--- /dev/null
+From b47fffb0f6dc285fe39613a5838e4e50f4f35202 Mon Sep 17 00:00:00 2001
+From: Kevin Darbyshire-Bryant <ldir@darbyshire-bryant.me.uk>
+Date: Fri, 15 Mar 2019 09:35:37 +0000
+Subject: [PATCH] tc: add support for action act_ctinfo
+MIME-Version: 1.0
+Content-Type: text/plain; charset=UTF-8
+Content-Transfer-Encoding: 8bit
+
+ctinfo is a tc action restoring data stored in conntrack marks to
+various fields. At present it has two independent modes of operation,
+restoration of DSCP into IPv4/v6 diffserv and restoration of conntrack
+marks into packet skb marks.
+
+It understands a number of parameters specific to this action in
+additional to the usual action syntax. Each operating mode is
+independent of the other so all options are optional, however not
+specifying at least one mode is a bit pointless.
+
+Usage: ... ctinfo [dscp mask [statemask]] [cpmark [mask]] [zone ZONE]

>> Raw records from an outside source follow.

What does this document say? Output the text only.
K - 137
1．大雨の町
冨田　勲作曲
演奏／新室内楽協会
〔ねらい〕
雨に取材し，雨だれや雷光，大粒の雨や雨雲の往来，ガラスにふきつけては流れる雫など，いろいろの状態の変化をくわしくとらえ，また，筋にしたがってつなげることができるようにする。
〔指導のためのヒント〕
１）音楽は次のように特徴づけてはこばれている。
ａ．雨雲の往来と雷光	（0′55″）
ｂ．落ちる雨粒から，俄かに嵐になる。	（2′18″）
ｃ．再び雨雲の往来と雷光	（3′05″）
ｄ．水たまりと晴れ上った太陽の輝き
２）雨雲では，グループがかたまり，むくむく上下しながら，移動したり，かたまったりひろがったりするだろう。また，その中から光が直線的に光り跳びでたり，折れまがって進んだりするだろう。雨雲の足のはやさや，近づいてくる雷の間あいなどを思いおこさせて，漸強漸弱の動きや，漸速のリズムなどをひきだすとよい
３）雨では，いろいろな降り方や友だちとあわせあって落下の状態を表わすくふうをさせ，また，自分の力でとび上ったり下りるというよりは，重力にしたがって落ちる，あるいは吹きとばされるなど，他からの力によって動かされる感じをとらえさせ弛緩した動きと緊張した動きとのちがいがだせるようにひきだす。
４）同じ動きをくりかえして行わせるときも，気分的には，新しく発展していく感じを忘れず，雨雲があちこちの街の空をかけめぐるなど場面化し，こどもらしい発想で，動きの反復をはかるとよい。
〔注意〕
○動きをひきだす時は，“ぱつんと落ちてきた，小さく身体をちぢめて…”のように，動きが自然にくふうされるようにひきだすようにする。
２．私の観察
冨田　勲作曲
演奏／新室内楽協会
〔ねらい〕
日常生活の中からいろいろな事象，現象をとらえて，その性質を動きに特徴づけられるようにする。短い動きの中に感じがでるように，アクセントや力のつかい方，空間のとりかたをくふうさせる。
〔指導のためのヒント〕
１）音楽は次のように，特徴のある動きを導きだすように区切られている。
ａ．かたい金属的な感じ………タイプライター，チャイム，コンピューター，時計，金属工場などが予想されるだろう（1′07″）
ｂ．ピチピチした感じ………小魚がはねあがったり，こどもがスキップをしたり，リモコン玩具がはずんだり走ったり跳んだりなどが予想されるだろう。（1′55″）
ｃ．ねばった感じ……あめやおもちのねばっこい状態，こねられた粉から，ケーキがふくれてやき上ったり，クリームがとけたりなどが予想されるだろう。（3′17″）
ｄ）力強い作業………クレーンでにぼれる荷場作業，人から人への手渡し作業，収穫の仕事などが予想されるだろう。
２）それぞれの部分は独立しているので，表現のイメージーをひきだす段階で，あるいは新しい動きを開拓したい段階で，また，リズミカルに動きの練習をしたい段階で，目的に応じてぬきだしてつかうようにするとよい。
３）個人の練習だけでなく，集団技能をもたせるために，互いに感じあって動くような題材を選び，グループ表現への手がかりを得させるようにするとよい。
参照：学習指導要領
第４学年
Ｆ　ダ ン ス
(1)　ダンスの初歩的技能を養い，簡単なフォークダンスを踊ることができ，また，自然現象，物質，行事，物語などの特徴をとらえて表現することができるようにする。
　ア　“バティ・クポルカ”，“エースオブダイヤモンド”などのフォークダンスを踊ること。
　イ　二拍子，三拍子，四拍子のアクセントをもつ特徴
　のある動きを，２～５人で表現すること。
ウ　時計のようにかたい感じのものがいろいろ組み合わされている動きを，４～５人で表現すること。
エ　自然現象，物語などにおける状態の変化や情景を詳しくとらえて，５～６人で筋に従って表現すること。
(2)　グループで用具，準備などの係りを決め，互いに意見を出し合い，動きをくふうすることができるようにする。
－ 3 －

+ [CONTROL] [index <INDEX>]
+
+DSCP mode
+
+dscp enables copying of a DSCP stored in the conntrack mark into the
+ipv4/v6 diffserv field. The mask is a 32bit field and specifies where
+in the conntrack mark the DSCP value is located. It must be 6
+contiguous bits long. eg. 0xfc000000 would restore the DSCP from the
+upper 6 bits of the conntrack mark.
+
+The DSCP copying may be optionally controlled by a statemask. The
+statemask is a 32bit field, usually with a single bit set and must not
+overlap the dscp mask. The DSCP restore operation will only take place
+if the corresponding bit/s in conntrack mark ANDed with the statemask
+yield a non zero result.
+
+eg. dscp 0xfc000000 0x01000000 would retrieve the DSCP from the top 6
+bits, whilst using bit 25 as a flag to do so. Bit 26 is unused in this
+example.
+
+CPMARK mode
+
+cpmark enables copying of the conntrack mark to the packet skb mark. In
+this mode it is completely equivalent to the existing act_connmark
+action. Additional functionality is provided by the optional mask
+parameter, whereby the stored conntrack mark is logically ANDed with the
+cpmark mask before being stored into skb mark. This allows shared usage
+of the conntrack mark between applications.
+
+eg. cpmark 0x00ffffff would restore only the lower 24 bits of the
+conntrack mark, thus may be useful in the event that the upper 8 bits
+are used by the DSCP function.
+
+Usage: ... ctinfo [dscp mask [statemask]] [cpmark [mask]] [zone ZONE]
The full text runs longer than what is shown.